I’ve drawn up a very complicated and accurate depiction below of what wiring together your lights, low voltage wire and transformer would look like like (if done by a 5 year old.)  Who is constantly chilly.


Lights – The lights you use will be between 3 and 6 watts each but they create a lot of light.  I will be buying 6 of these spotlights off of Amazon to finish my backyard lighting.  They’re around $20 for a pair so that’ll be $60 for the lights.

Low Voltage Wire – The higher gauge wire you get the less “voltage drop” you’ll experience over a long run of lights.  With LED lighting the longer the run the dimmer the lights gets near the end of the run if you don’t have heavy duty enough wire running them.  It’s heavier and bulker but 16 gauge low voltage wire will keep your all of your lights an even brightness even if you add more lights to it later. It’ll cost around $20 for 50 feet.  If you have to cover a bigger area, remember that and get a longer length (100ft) of wire.

Connectors – You need a way to connect your low voltage wire to the wire coming out of your spot light.  Twist the wires together and then cover them with these outdoor grade marettes.  Do NOT use ones you have in your basement from the inside of your house.  Outdoor marettes  are sealed and gel filled making them safe for use in the rain/snow etc.  About $12.

Transformer – Here’s where most people head for the booze.  Don’t be scared.  Don’t be.  Transformers come in different watts. To figure out what size transformer you need add up the amount of watts your lights use. Your total should not exceed the watts allowed on the transformer. Example: If you have 10, 5 watt spot lights, you’d need a 50 watt transformer. If you think you might add more lights in the future, buy a bigger transformer that can handle more watts and therefore more lights. It’s basically just a box. The more watts it can handle, the bigger it is and the more expensive it is.  With my 6 lights at 6 watts each I can get away with a 50 watt transformer BUT I might want to add more lights to it later so I’m going to get a 120 watt transformer.  It’s only $27 in the States but $60 in Canada so before ordering it I’ll search for a cheaper source locally.  Estimated price $40?

If you can find a kit that includes everything and you only want a string of 4 lights (that’s what most of them are) then go for it!  But if you want to customize a mix of spot lights, deck lights or bollard type lighting it makes more sense to DIY a set yourself.  And now that you know how to do it and have CONFIDENCE, there’s no reason not to.

ONE trick to using LED spotlights is to put the inside something shining out.  Like I’ve done with my metal orb.

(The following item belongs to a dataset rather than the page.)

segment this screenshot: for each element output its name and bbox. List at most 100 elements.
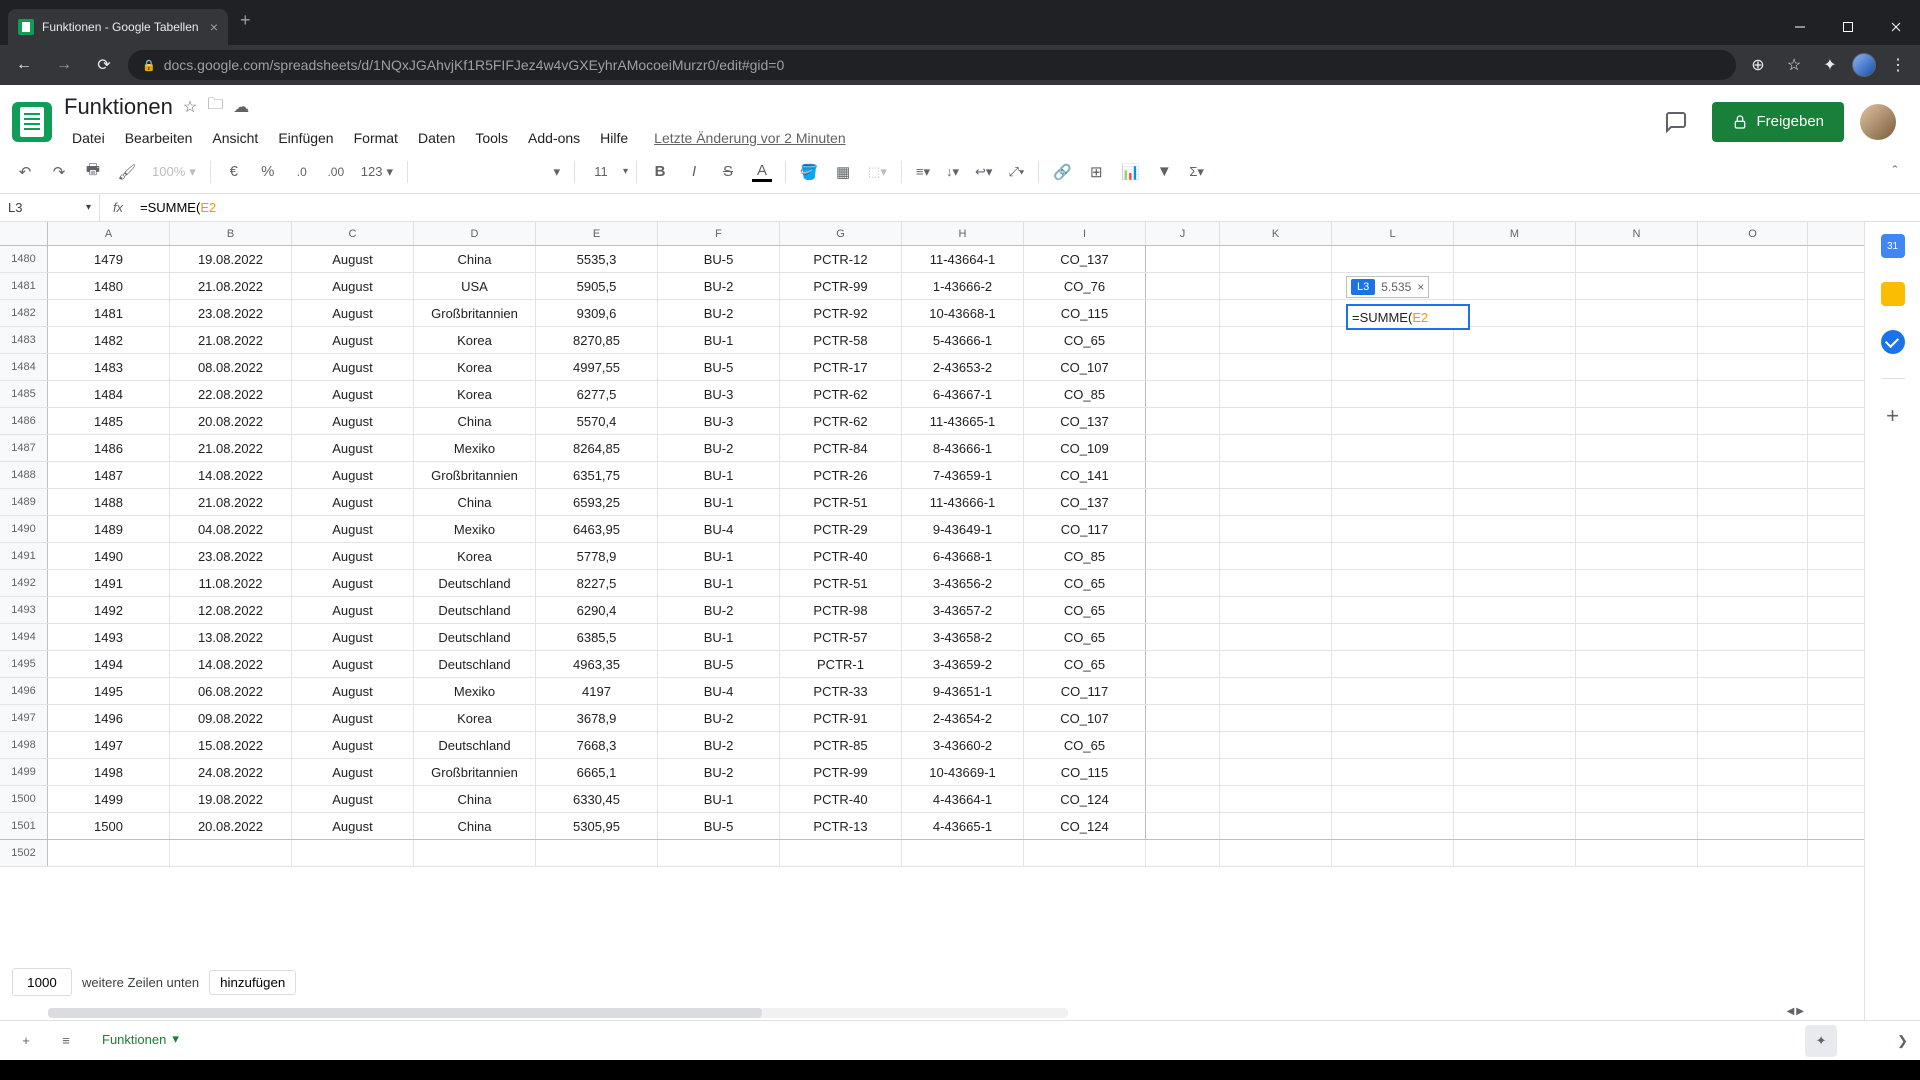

It lights up the object and casts its shadow onto a wall or fence.  It’s a magical effect.

And of course you can use spotlights to create focus on something in particular like a tree trunk or use it as task lighting like I’ve done here with my pizza oven so I can see everything going in and everything coming out.

Here’s hoping the heat sticks around for the next few months and this warn weather isn’t just a tease because I’m sick of wearing hoodies and hats.  Yes.  Even my earlobes are cold because of my elevated body temperature.  It’s Lobel Warming. And it’s real.